Im Zentrum dieser Sessions stehen wieder zwei Teilbereiche: Bewegung und Begegnung. Vorschriften, Tanzschritte und Stilbewertungen dürfen nicht mitmachen. Viel mehr geht es darum, einfach zu sein. „So zu sein, wie man ist, das ist schon so viel“, sagt Pohn, die, wie auch damals bei der Lesebühne Frau Hermanns Katerstrophen 5000, einen intermedialen Fokus legt. Zu ihren Lieblingsmethoden zählt somit die Verknüpfung mit dem Schreiben. So können die Teilnehmerinnen und Teilnehmer „Dance Poems“ versuchen und so Wörter mit Körperausdrücken verbinden. Häufig bringt Pohn auch Gedichte mit oder lässt die Teilnehmerinnen und Teilnehmer in ein Journal schreiben. Die Einheiten sind schließlich auch mit Themen verbunden. „Meist baue ich da Dinge ein, die mich selbst beschäftigen“, sagt sie. 

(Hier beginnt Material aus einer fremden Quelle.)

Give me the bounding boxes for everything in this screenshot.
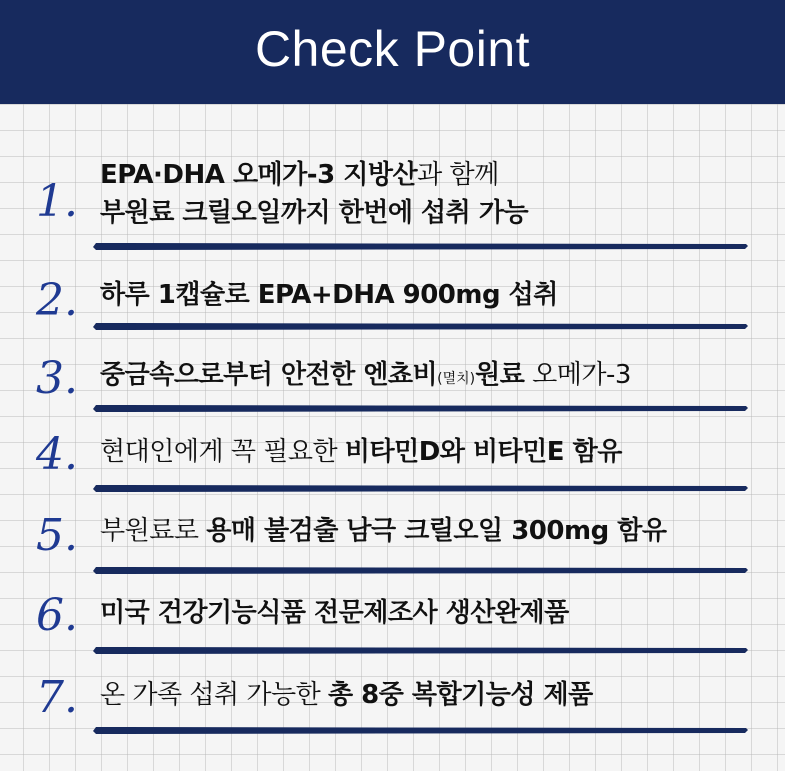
item-text-segment: 원료 <box>475 360 525 390</box>
brush-stroke-divider <box>93 485 748 492</box>
item-number: 5. <box>36 510 78 561</box>
item-text-segment: 중금속으로부터 안전한 엔쵸비 <box>100 360 438 390</box>
brush-stroke-divider <box>93 727 748 734</box>
item-text-segment: 부원료로 <box>100 516 207 546</box>
item-number: 1. <box>36 176 78 227</box>
brush-stroke-divider <box>93 323 748 330</box>
item-text-segment: 용매 불검출 남극 크릴오일 300mg 함유 <box>206 516 667 546</box>
item-text-segment: 하루 1캡슐로 EPA+DHA 900mg 섭취 <box>100 280 558 310</box>
item-number: 7. <box>36 672 78 723</box>
page-title: Check Point <box>254 21 531 77</box>
item-number: 4. <box>36 429 78 480</box>
item-text-segment: 현대인에게 꼭 필요한 <box>100 437 345 467</box>
item-text-segment: 부원료 크릴오일까지 한번에 섭취 가능 <box>100 198 529 228</box>
item-number: 3. <box>36 353 78 404</box>
item-number: 6. <box>36 590 78 641</box>
brush-stroke-divider <box>93 567 748 574</box>
brush-stroke-divider <box>93 647 748 654</box>
item-text-segment: 총 8중 복합기능성 제품 <box>328 680 593 710</box>
item-text-segment: 과 함께 <box>417 160 499 190</box>
item-number: 2. <box>36 275 78 326</box>
item-text-segment: 온 가족 섭취 가능한 <box>100 680 328 710</box>
brush-stroke-divider <box>93 243 748 250</box>
item-text-note: (멸치) <box>437 371 476 387</box>
brush-stroke-divider <box>93 405 748 412</box>
item-text-segment: 비타민D와 비타민E 함유 <box>344 437 622 467</box>
item-text-segment: 오메가-3 <box>524 360 631 390</box>
item-text-segment: EPA·DHA 오메가-3 지방산 <box>100 160 418 190</box>
item-text-segment: 미국 건강기능식품 전문제조사 생산완제품 <box>100 598 569 628</box>
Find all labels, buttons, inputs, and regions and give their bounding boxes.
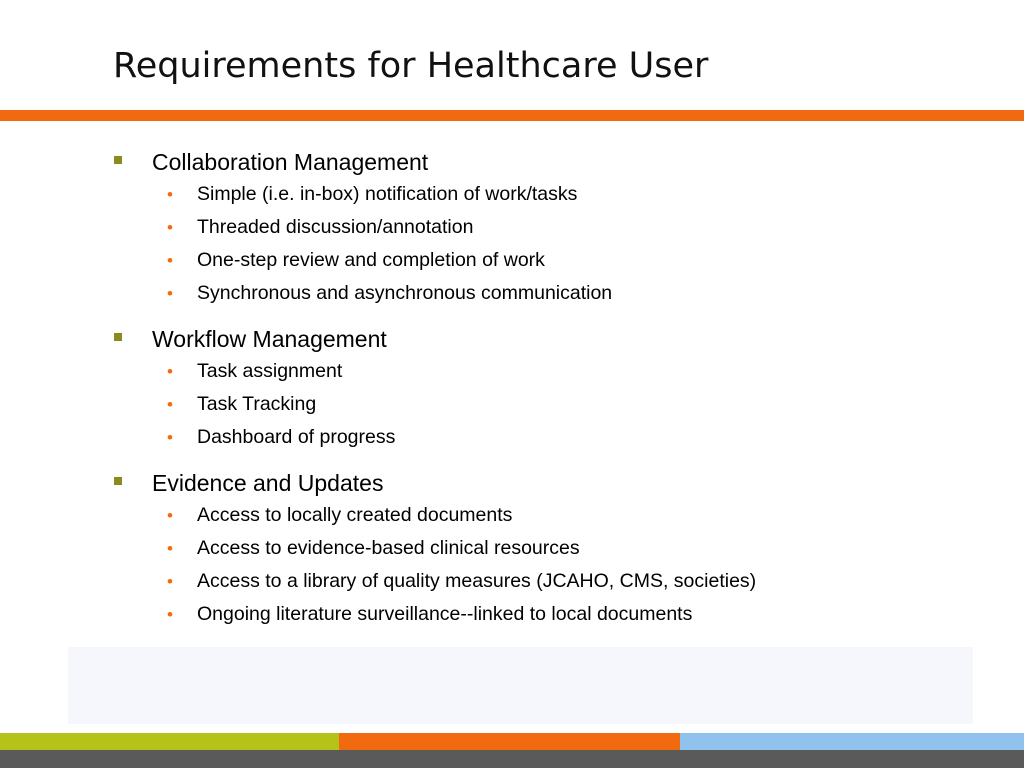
dot-bullet-icon: • bbox=[167, 572, 173, 591]
dot-bullet-icon: • bbox=[167, 185, 173, 204]
title-underline-bar bbox=[0, 110, 1024, 121]
list-item-text: Task Tracking bbox=[197, 393, 317, 415]
section-heading: Collaboration Management bbox=[152, 149, 429, 175]
list-item-text: Synchronous and asynchronous communication bbox=[197, 282, 613, 304]
square-bullet-icon bbox=[114, 477, 122, 485]
dot-bullet-icon: • bbox=[167, 284, 173, 303]
footer-bar-gray bbox=[0, 750, 1024, 768]
dot-bullet-icon: • bbox=[167, 605, 173, 624]
list-item-text: Access to locally created documents bbox=[197, 504, 513, 526]
list-item-text: Threaded discussion/annotation bbox=[197, 216, 474, 238]
list-item-text: Access to evidence-based clinical resources bbox=[197, 537, 580, 559]
list-item-text: Ongoing literature surveillance--linked to local documents bbox=[197, 603, 693, 625]
footer-bar-blue bbox=[680, 733, 1024, 750]
dot-bullet-icon: • bbox=[167, 251, 173, 270]
dot-bullet-icon: • bbox=[167, 506, 173, 525]
dot-bullet-icon: • bbox=[167, 362, 173, 381]
dot-bullet-icon: • bbox=[167, 218, 173, 237]
section-heading: Evidence and Updates bbox=[152, 470, 384, 496]
footer-panel bbox=[68, 647, 973, 724]
footer-bar-green bbox=[0, 733, 339, 750]
list-item-text: One-step review and completion of work bbox=[197, 249, 545, 271]
dot-bullet-icon: • bbox=[167, 428, 173, 447]
list-item-text: Task assignment bbox=[197, 360, 343, 382]
footer-bar-orange bbox=[339, 733, 680, 750]
dot-bullet-icon: • bbox=[167, 539, 173, 558]
square-bullet-icon bbox=[114, 333, 122, 341]
list-item-text: Access to a library of quality measures (JCAHO, CMS, societies) bbox=[197, 570, 757, 592]
dot-bullet-icon: • bbox=[167, 395, 173, 414]
square-bullet-icon bbox=[114, 156, 122, 164]
list-item-text: Simple (i.e. in-box) notification of work/tasks bbox=[197, 183, 578, 205]
section-heading: Workflow Management bbox=[152, 326, 387, 352]
slide-title: Requirements for Healthcare User bbox=[113, 46, 709, 86]
list-item-text: Dashboard of progress bbox=[197, 426, 396, 448]
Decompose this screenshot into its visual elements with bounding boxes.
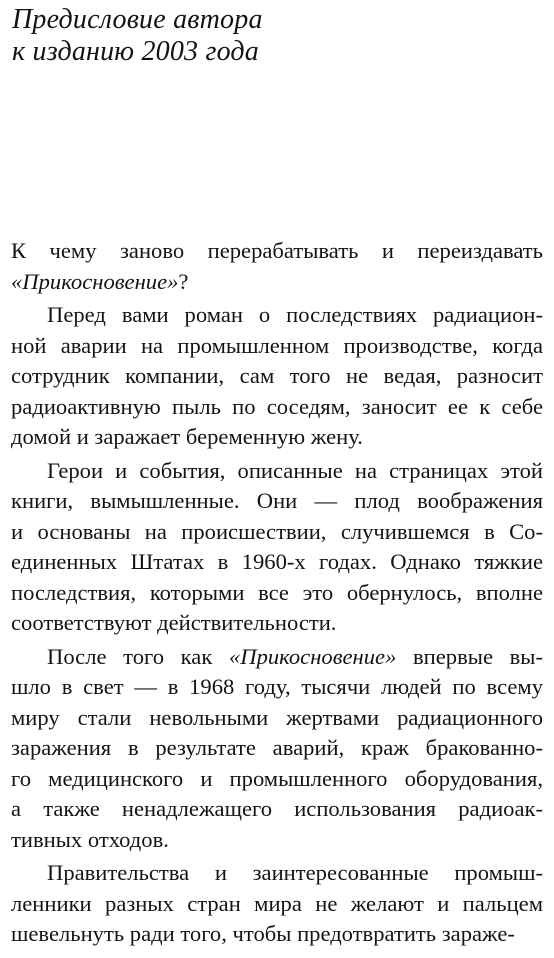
paragraph	[11, 236, 543, 297]
text-line: Правительства и заинтересованные промыш-	[47, 860, 543, 885]
text-line: шевельнуть ради того, чтобы предотвратить зараже-	[11, 921, 515, 946]
text-line	[11, 267, 543, 298]
text-line: а также ненадлежащего использования радиоак-	[11, 796, 543, 821]
text-line: радиоактивную пыль по соседям, заносит ее к себе	[11, 393, 543, 419]
text-run: ?	[178, 268, 189, 294]
paragraph	[11, 858, 543, 950]
text-line: шло в свет — в 1968 году, тысячи людей по всему	[11, 674, 543, 699]
text-line: заражения в результате аварий, краж бракованно-	[11, 735, 543, 760]
book-title-emphasis: «Прикосновение»	[11, 268, 179, 294]
text-line: и основаны на происшествии, случившемся в Со-	[11, 518, 543, 544]
text-line: домой и заражает беременную жену.	[11, 424, 363, 449]
text-line: миру стали невольными жертвами радиационного	[11, 704, 543, 730]
text-line: последствия, которыми все это обернулось, вполне	[11, 579, 543, 605]
text-run: впервые вы-	[396, 643, 543, 669]
paragraph	[11, 642, 543, 856]
text-line: Герои и события, описанные на страницах этой	[47, 457, 543, 483]
text-line: единенных Штатах в 1960-х годах. Однако тяжкие	[11, 549, 543, 574]
chapter-title-line-1: Предисловие автора	[12, 4, 263, 35]
chapter-title-line-2: к изданию 2003 года	[12, 36, 259, 67]
chapter-title	[12, 4, 263, 68]
book-title-emphasis: «Прикосновение»	[228, 643, 397, 669]
text-line	[11, 642, 543, 673]
text-line: ленники разных стран мира не желают и пальцем	[11, 890, 543, 916]
text-line: го медицинского и промышленного оборудования,	[11, 765, 543, 791]
text-line: К чему заново перерабатывать и переиздавать	[11, 238, 543, 263]
paragraph	[11, 300, 543, 453]
text-line: тивных отходов.	[11, 826, 169, 852]
text-line: сотрудник компании, сам того не ведая, разносит	[11, 363, 543, 388]
text-line: Перед вами роман о последствиях радиацион-	[47, 302, 543, 327]
text-run: После того как	[47, 643, 229, 669]
paragraph	[11, 456, 543, 639]
body-text	[11, 236, 543, 950]
text-line: книги, вымышленные. Они — плод воображения	[11, 488, 543, 513]
text-line: соответствуют действительности.	[11, 610, 337, 635]
text-line: ной аварии на промышленном производстве, когда	[11, 332, 543, 358]
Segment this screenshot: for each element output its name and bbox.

Doch geht es nicht nur um Movement. Auch die Begegnung spielt eine ganz wesentliche Rolle. Schließlich bringen Pohns Sessions die unterschiedlichsten Menschen zusammen – die meisten davon sind Fremde. „Ich bin dann immer so gerührt, wenn sich die Menschen am Ende der Stunde ganz anders bewegen und anders ansehen“, sagt sie und fügt hinzu: „Denn da ist einfach klar: Sie kennen sich zwar immer noch nicht, aber sie haben gerade wirklich viel gemeinsam erlebt.“ 

Wenn man sich mit Pohn unterhält, weiß man sofort, dass das eine Person ist, die das Leben feiert und jeden Tag genießt. Und zu so einem Lifestyle gehört Sport natürlich dazu. Wahrscheinlich macht Pohn deshalb so viel, was lebensbejahend ist und Adrenalin befeuert. Mit anderen Worten: Dafür sorgt, dass Mensch sich wirklich spürt. Und von wem würde man sich lieber durch das Abenteuer Expressive Movement führen lassen, als von einer solchen Lebenskünstlerin.